Little Feat — Waiting For Columbus (album)

This notebook will be an attempt to tackle the Kaggle beginners competition for House Prices: Advanced Regression Techniques. Kaggle is a forum for learning and competing with machine learning and even offers cash prizes sponsored by companies looking to incorporate the models. I just got my hands on a notebook for Kaggle titanic problem tutorial to another beginner problem set (prepared by Andrew Conti and is available from github here) meant to address another Kaggle introductory competition, which partly inspired this approach of code-blogging (is code-blogging a thing? if not I think we should make it one).

The first step will be to evaluate and preprocess the data to prepare them for machine learning algorithms. Once complete, I will lean on a demonstration for training this type of regression problem available in Chollet’s ‘Deep Learning With Python’ section 3.8 (a book still pending release but have reviewed the MEAP pre-sale version and I highly recommend this text — the pre-sale version is available here).

This notebook is being run initially on my local Anaconda installation for data exploration and processing, and then once is time for training will transition to a AWS EC2 AMI instance which comes preloaded with several deep learning frameworks such as TensorFlow, Keras, etc. (My Macbook is a little underpowered (M chip) but hopefully won’t be an issue.) For budgetary considerations will mostly work off of the micro (cheapest hardware) AMI instance but as venture into deeper models may spend some training time on one of the versions that includes GPU hardware for speed considerations. Although these GPU instances can be pricier, they are offered on a $/hr pay-as-you-go basis, so as long as you don’t leave running outside of training period it is manageable. You can view a list of available AWS deep learning AMI’s here — Chollet recommended the official Amazon Ubuntu deep learning version although I already have a bitfusion version running so will run that for now. A startup guide for initiating a bitfusion instance is available here.

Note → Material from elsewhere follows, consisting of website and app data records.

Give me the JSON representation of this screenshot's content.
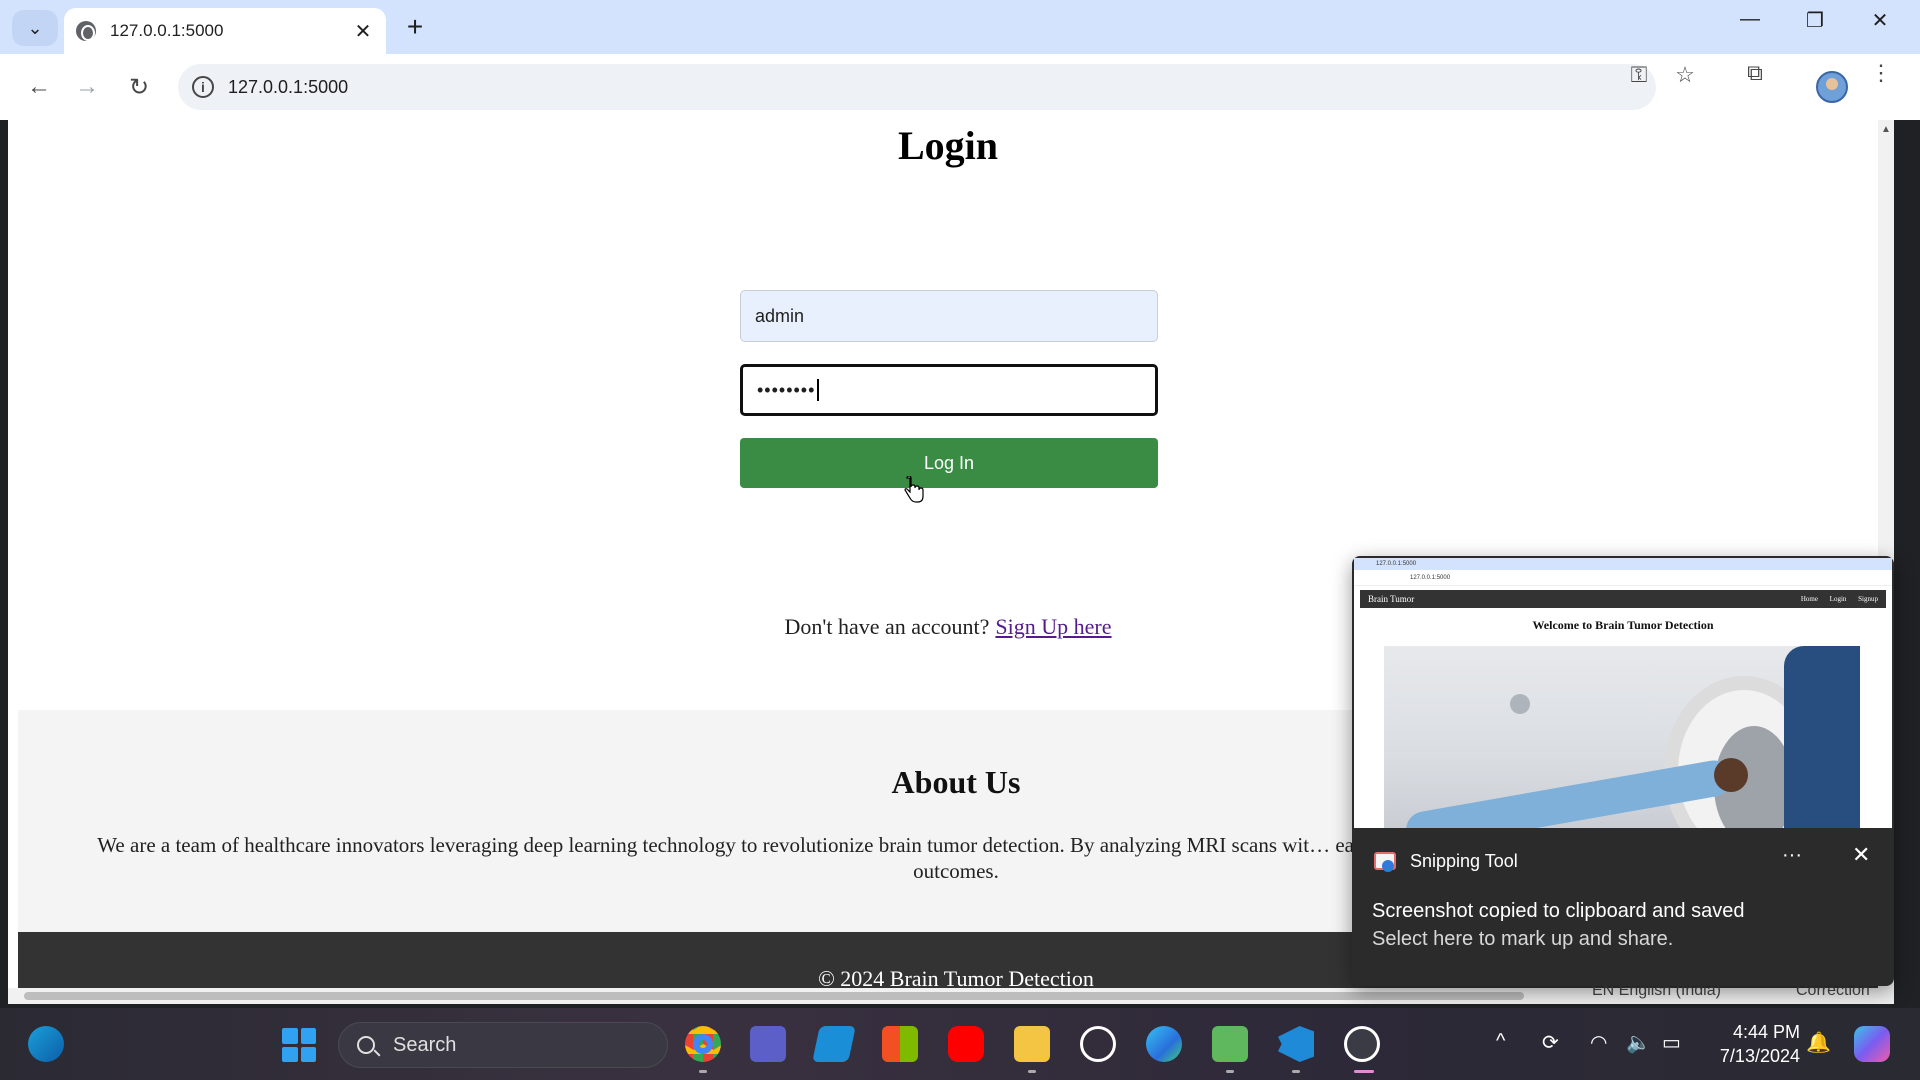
{
  "browser": {
    "tab_title": "127.0.0.1:5000",
    "url": "127.0.0.1:5000",
    "new_tab_symbol": "+",
    "tab_close_symbol": "✕"
  },
  "page": {
    "title": "Login",
    "username_value": "admin",
    "password_masked": "••••••••",
    "login_button": "Log In",
    "signup_prompt": "Don't have an account?",
    "signup_link": "Sign Up here",
    "about_title": "About Us",
    "about_text": "We are a team of healthcare innovators leveraging deep learning technology to revolutionize brain tumor detection. By analyzing MRI scans wit… early and accurate diagnosis, leading to improved patient outcomes.",
    "footer_text": "© 2024 Brain Tumor Detection"
  },
  "toast": {
    "app_name": "Snipping Tool",
    "message": "Screenshot copied to clipboard and saved",
    "sub_message": "Select here to mark up and share.",
    "more_symbol": "···",
    "close_symbol": "✕",
    "preview": {
      "tab": "127.0.0.1:5000",
      "url": "127.0.0.1:5000",
      "site_name": "Brain Tumor",
      "nav_links": "Home Login Signup",
      "welcome": "Welcome to Brain Tumor Detection"
    }
  },
  "status_peek": {
    "language": "EN English (India)",
    "correction": "Correction"
  },
  "taskbar": {
    "search_placeholder": "Search",
    "time": "4:44 PM",
    "date": "7/13/2024",
    "pinned_icons": [
      "start-icon",
      "chrome-icon",
      "teams-icon",
      "mail-icon",
      "store-icon",
      "youtube-icon",
      "file-explorer-icon",
      "dell-icon",
      "edge-icon",
      "paint-icon",
      "vscode-icon",
      "media-player-icon"
    ]
  },
  "colors": {
    "login_button": "#3a8c44",
    "username_fill": "#e8f0fe",
    "footer_bg": "#333333",
    "about_bg": "#f4f4f4",
    "link": "#551a8b",
    "tabstrip": "#d3e3fd"
  }
}
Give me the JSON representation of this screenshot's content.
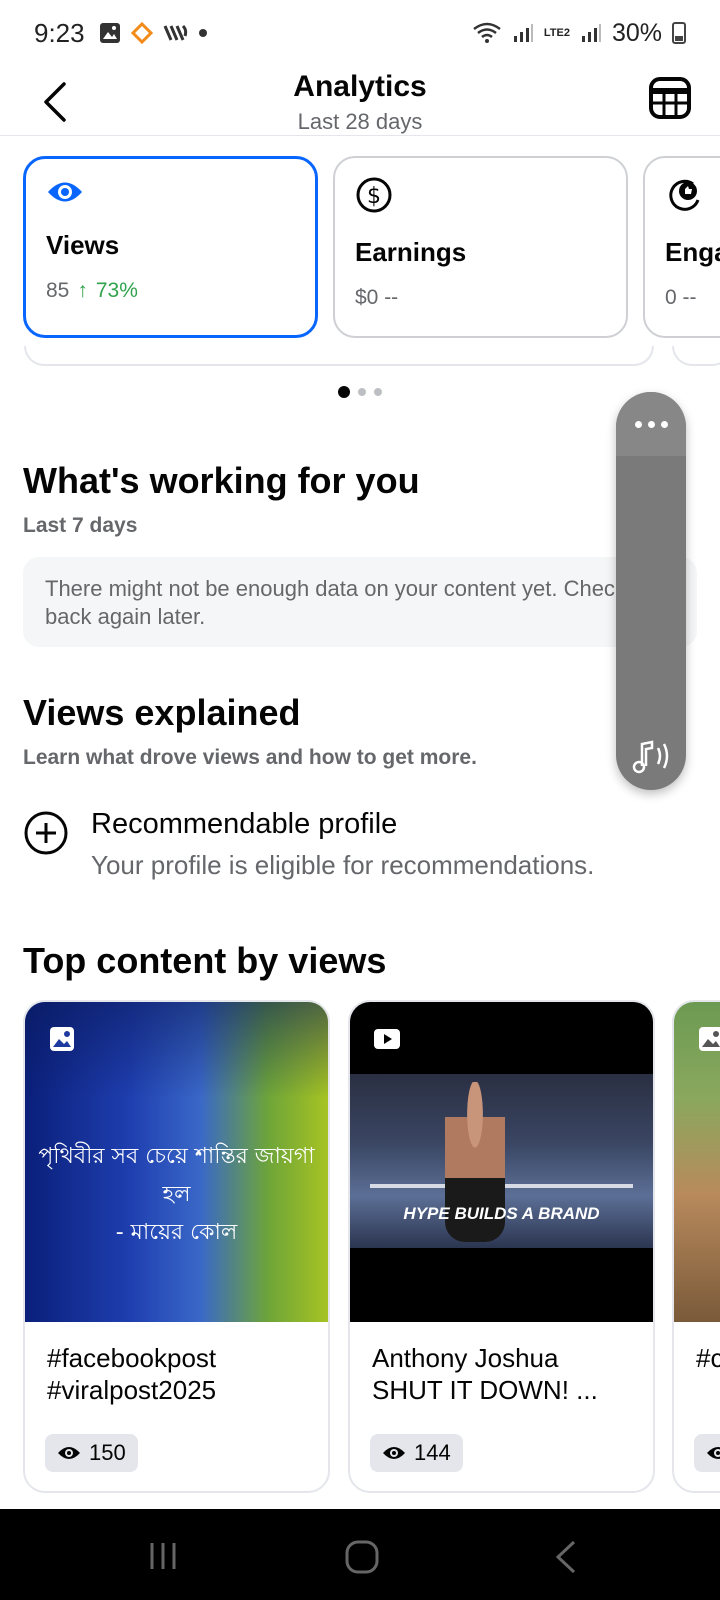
{
  "status_bar": {
    "time": "9:23",
    "battery": "30%",
    "network": "LTE2"
  },
  "header": {
    "title": "Analytics",
    "subtitle": "Last 28 days"
  },
  "metrics": [
    {
      "label": "Views",
      "value": "85",
      "change": "73%",
      "icon": "eye-icon",
      "active": true
    },
    {
      "label": "Earnings",
      "value": "$0 --",
      "change": "",
      "icon": "dollar-icon",
      "active": false
    },
    {
      "label": "Enga",
      "value": "0 --",
      "change": "",
      "icon": "engagement-icon",
      "active": false
    }
  ],
  "working": {
    "title": "What's working for you",
    "subtitle": "Last 7 days",
    "message": "There might not be enough data on your content yet. Check back again later."
  },
  "views_explained": {
    "title": "Views explained",
    "subtitle": "Learn what drove views and how to get more.",
    "item_title": "Recommendable profile",
    "item_subtitle": "Your profile is eligible for recommendations."
  },
  "top_content": {
    "title": "Top content by views",
    "items": [
      {
        "type": "photo",
        "text_line1": "#facebookpost",
        "text_line2": "#viralpost2025",
        "views": "150",
        "thumb_text_line1": "পৃথিবীর সব চেয়ে শান্তির জায়গা হল",
        "thumb_text_line2": "- মায়ের কোল"
      },
      {
        "type": "video",
        "text_line1": "Anthony Joshua",
        "text_line2": "SHUT IT DOWN! ...",
        "views": "144",
        "thumb_caption": "HYPE BUILDS A BRAND"
      },
      {
        "type": "photo",
        "text_line1": "#c",
        "text_line2": "",
        "views": ""
      }
    ]
  }
}
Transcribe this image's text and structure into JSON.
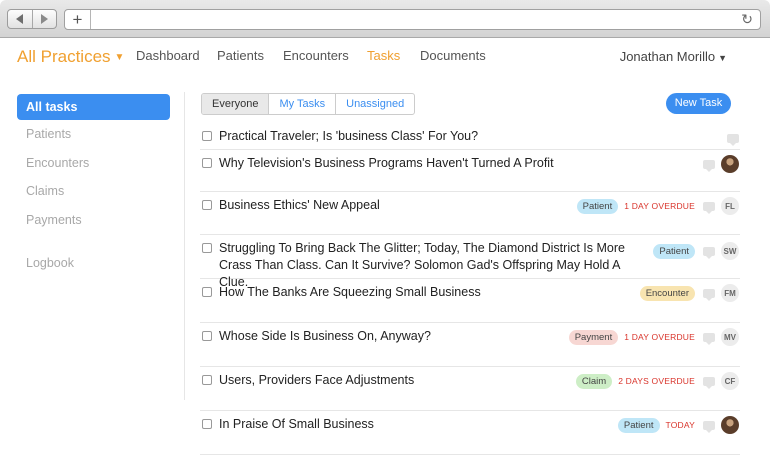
{
  "browser": {
    "url": ""
  },
  "nav": {
    "brand": "All Practices",
    "links": [
      "Dashboard",
      "Patients",
      "Encounters",
      "Tasks",
      "Documents"
    ],
    "active": "Tasks",
    "user": "Jonathan Morillo"
  },
  "sidebar": {
    "items": [
      "All tasks",
      "Patients",
      "Encounters",
      "Claims",
      "Payments"
    ],
    "extra": "Logbook",
    "active": "All tasks"
  },
  "filters": {
    "tabs": [
      "Everyone",
      "My Tasks",
      "Unassigned"
    ],
    "active": "Everyone"
  },
  "new_task_label": "New Task",
  "tasks": [
    {
      "title": "Practical Traveler; Is 'business Class' For You?",
      "tag": "",
      "due": "",
      "assignee": ""
    },
    {
      "title": "Why Television's Business Programs Haven't Turned A Profit",
      "tag": "",
      "due": "",
      "assignee": "photo"
    },
    {
      "title": "Business Ethics' New Appeal",
      "tag": "Patient",
      "due": "1 DAY OVERDUE",
      "assignee": "FL"
    },
    {
      "title": "Struggling To Bring Back The Glitter; Today, The Diamond District Is More Crass Than Class. Can It Survive? Solomon Gad's Offspring May Hold A Clue.",
      "tag": "Patient",
      "due": "",
      "assignee": "SW"
    },
    {
      "title": "How The Banks Are Squeezing Small Business",
      "tag": "Encounter",
      "due": "",
      "assignee": "FM"
    },
    {
      "title": "Whose Side Is Business On, Anyway?",
      "tag": "Payment",
      "due": "1 DAY OVERDUE",
      "assignee": "MV"
    },
    {
      "title": "Users, Providers Face Adjustments",
      "tag": "Claim",
      "due": "2 DAYS OVERDUE",
      "assignee": "CF"
    },
    {
      "title": "In Praise Of Small Business",
      "tag": "Patient",
      "due": "TODAY",
      "assignee": "photo"
    }
  ],
  "colors": {
    "accent": "#3b8ef0",
    "brand": "#f0a030",
    "overdue": "#d9342b"
  }
}
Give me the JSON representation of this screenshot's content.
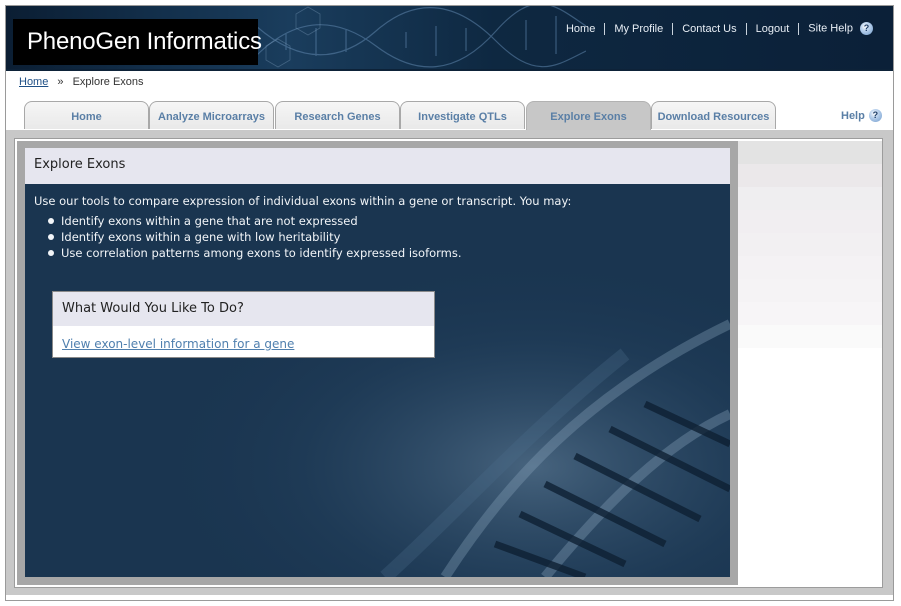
{
  "app": {
    "title": "PhenoGen Informatics"
  },
  "top_nav": [
    {
      "label": "Home"
    },
    {
      "label": "My Profile"
    },
    {
      "label": "Contact Us"
    },
    {
      "label": "Logout"
    },
    {
      "label": "Site Help"
    }
  ],
  "breadcrumb": {
    "home": "Home",
    "separator": "»",
    "current": "Explore Exons"
  },
  "tabs": [
    {
      "label": "Home",
      "active": false
    },
    {
      "label": "Analyze Microarrays",
      "active": false
    },
    {
      "label": "Research Genes",
      "active": false
    },
    {
      "label": "Investigate QTLs",
      "active": false
    },
    {
      "label": "Explore Exons",
      "active": true
    },
    {
      "label": "Download Resources",
      "active": false
    }
  ],
  "page_help": {
    "label": "Help"
  },
  "content": {
    "section_title": "Explore Exons",
    "intro": "Use our tools to compare expression of individual exons within a gene or transcript. You may:",
    "bullets": [
      "Identify exons within a gene that are not expressed",
      "Identify exons within a gene with low heritability",
      "Use correlation patterns among exons to identify expressed isoforms."
    ],
    "todo": {
      "title": "What Would You Like To Do?",
      "link": "View exon-level information for a gene"
    }
  },
  "colors": {
    "header_bg": "#13304c",
    "tab_text": "#5a7fa6",
    "content_dark": "#1a3550",
    "panel_header": "#e6e6ef",
    "link": "#4f7fae"
  }
}
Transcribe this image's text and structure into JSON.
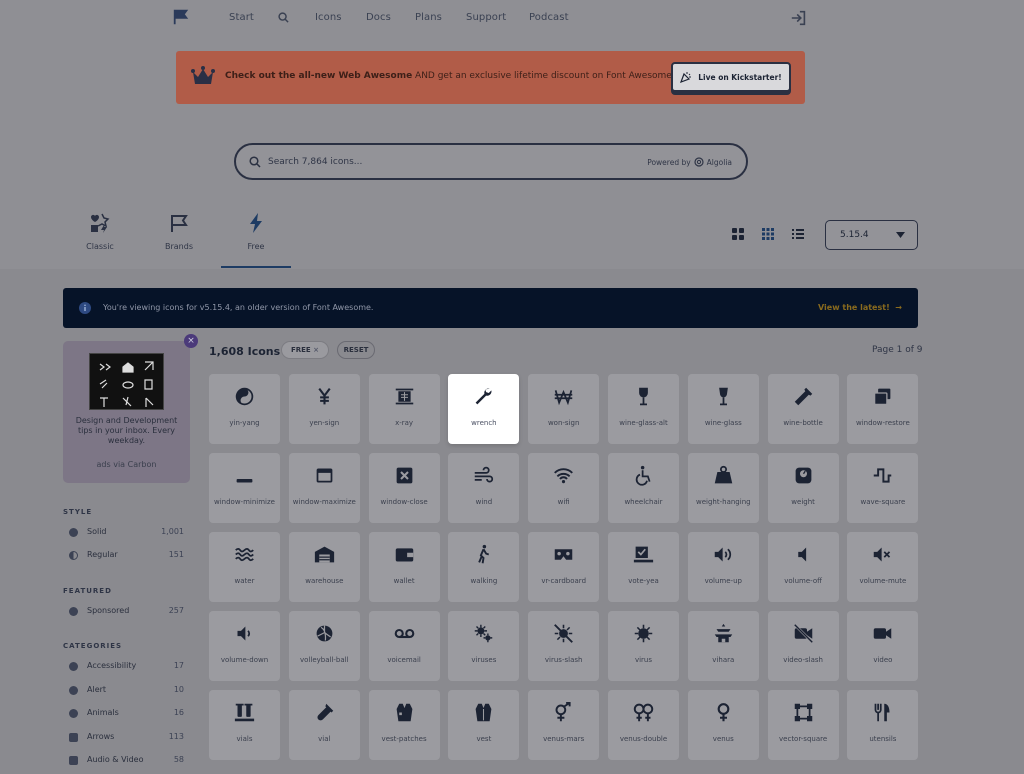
{
  "nav": {
    "start": "Start",
    "icons": "Icons",
    "docs": "Docs",
    "plans": "Plans",
    "support": "Support",
    "podcast": "Podcast"
  },
  "banner": {
    "bold_text": "Check out the all-new Web Awesome",
    "text": " AND get an exclusive lifetime discount on Font Awesome Pro!",
    "button": "Live on Kickstarter!",
    "color": "#b15c48"
  },
  "search": {
    "placeholder": "Search 7,864 icons...",
    "powered_by": "Powered by",
    "provider": "Algolia"
  },
  "tabs": [
    {
      "label": "Classic",
      "icon": "icons-icon"
    },
    {
      "label": "Brands",
      "icon": "flag-icon"
    },
    {
      "label": "Free",
      "icon": "bolt-icon",
      "active": true
    }
  ],
  "version": "5.15.4",
  "notice": {
    "text": "You're viewing icons for v5.15.4, an older version of Font Awesome.",
    "link": "View the latest!"
  },
  "ad": {
    "text": "Design and Development tips in your inbox. Every weekday.",
    "via": "ads via Carbon"
  },
  "sidebar": {
    "style_heading": "STYLE",
    "style": [
      {
        "label": "Solid",
        "count": "1,001"
      },
      {
        "label": "Regular",
        "count": "151"
      }
    ],
    "featured_heading": "FEATURED",
    "featured": [
      {
        "label": "Sponsored",
        "count": "257"
      }
    ],
    "categories_heading": "CATEGORIES",
    "categories": [
      {
        "label": "Accessibility",
        "count": "17"
      },
      {
        "label": "Alert",
        "count": "10"
      },
      {
        "label": "Animals",
        "count": "16"
      },
      {
        "label": "Arrows",
        "count": "113"
      },
      {
        "label": "Audio & Video",
        "count": "58"
      }
    ]
  },
  "results": {
    "count": "1,608 Icons",
    "filter": "FREE",
    "reset": "RESET",
    "page": "Page 1 of 9"
  },
  "icons": [
    "yin-yang",
    "yen-sign",
    "x-ray",
    "wrench",
    "won-sign",
    "wine-glass-alt",
    "wine-glass",
    "wine-bottle",
    "window-restore",
    "window-minimize",
    "window-maximize",
    "window-close",
    "wind",
    "wifi",
    "wheelchair",
    "weight-hanging",
    "weight",
    "wave-square",
    "water",
    "warehouse",
    "wallet",
    "walking",
    "vr-cardboard",
    "vote-yea",
    "volume-up",
    "volume-off",
    "volume-mute",
    "volume-down",
    "volleyball-ball",
    "voicemail",
    "viruses",
    "virus-slash",
    "virus",
    "vihara",
    "video-slash",
    "video",
    "vials",
    "vial",
    "vest-patches",
    "vest",
    "venus-mars",
    "venus-double",
    "venus",
    "vector-square",
    "utensils"
  ],
  "selected_icon": "wrench"
}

  • As an aside I find it unabashedly cool that this same list of AWS deep learning AMI’s includes one from BayesForge which in addition to deep learning frameworks is also preloaded with all of the public environments for quantum computing from likes of Rigetti, IBM, D-Wave, or open source equivalents.
  • As another aside it would stand to reason that AWS wouldn’t be the only platform offering GPU enabled virtual machines pre-loaded with deep learning frameworks, however when I just checked Google Cloud Compute Engine the GPU enabled instances were still in beta, so who knows maybe they’re waiting to offer machines running on that fancy new TPU chip that they started publicizing earlier this year.
comparison of chip performance of some typical machine learning tasks (source)

Although in preparation for this my first Kaggle competition have read several texts ranging from introductory to advanced, sat a few MOOC’s, and toyed around with Python, this will be my first attempt to work with a real live data set. As such will lean heavily on these tutorials and document assumptions and other sources of inspiration (read google search, stack overflow, etc) throughout. I’ll probably fall a little short of potential in custom data explorations but it’s a simple dataset so shouldn’t be too big of a deal.

Yeah so anyway here we go.

Part 1: Data Exploration and Preprocessing

To make my life easy from an imports standpoint will just copy the list of imports from that titanic tutorial notebook, which should cover what we’re trying to address here.

So if you’re trying to follow along and running these imports from a bitfusion virtual machine (as I did initially), you may receive an import error with a few of the apis such as statsmodels (although this one won’t be an issue if you’re running this from Anaconda) — not to worry statsmodels it turns out was just a statistics library used in the titanic notebook which I will just not use here. Actually you know what since am not using will just delete from the import list any not applicable to avoid any bugs that could result from the import error.

Another error from the titanic tutorial imports you’ll see independent of which environment you’re running your notebook in is associated with a library called KaggleAux which appears to be a custom tool for preparing Kaggle data in some fashion — I’ll just intend to do any of these steps manually so will delete the KaggleAux import as well to avoid another error.

So current agenda is to read training data, explore, decide on which features to include in our model, how they should be transformed to improve training efficiency, then begin data processing to prepare for regression analysis. Note that the output of our data processing will be to convert the training data set to corresponding dataframes x_train (training features), y_train (training labels i.e. house prices), x_val (validation features), y_val (validation labels). We’ll also need to perform comparable transformations on the test data to create x_test (test features). Ok we’re ready to look at the data now.

Note that missing values are represented as “NaN” which I assume stands for not a number(?).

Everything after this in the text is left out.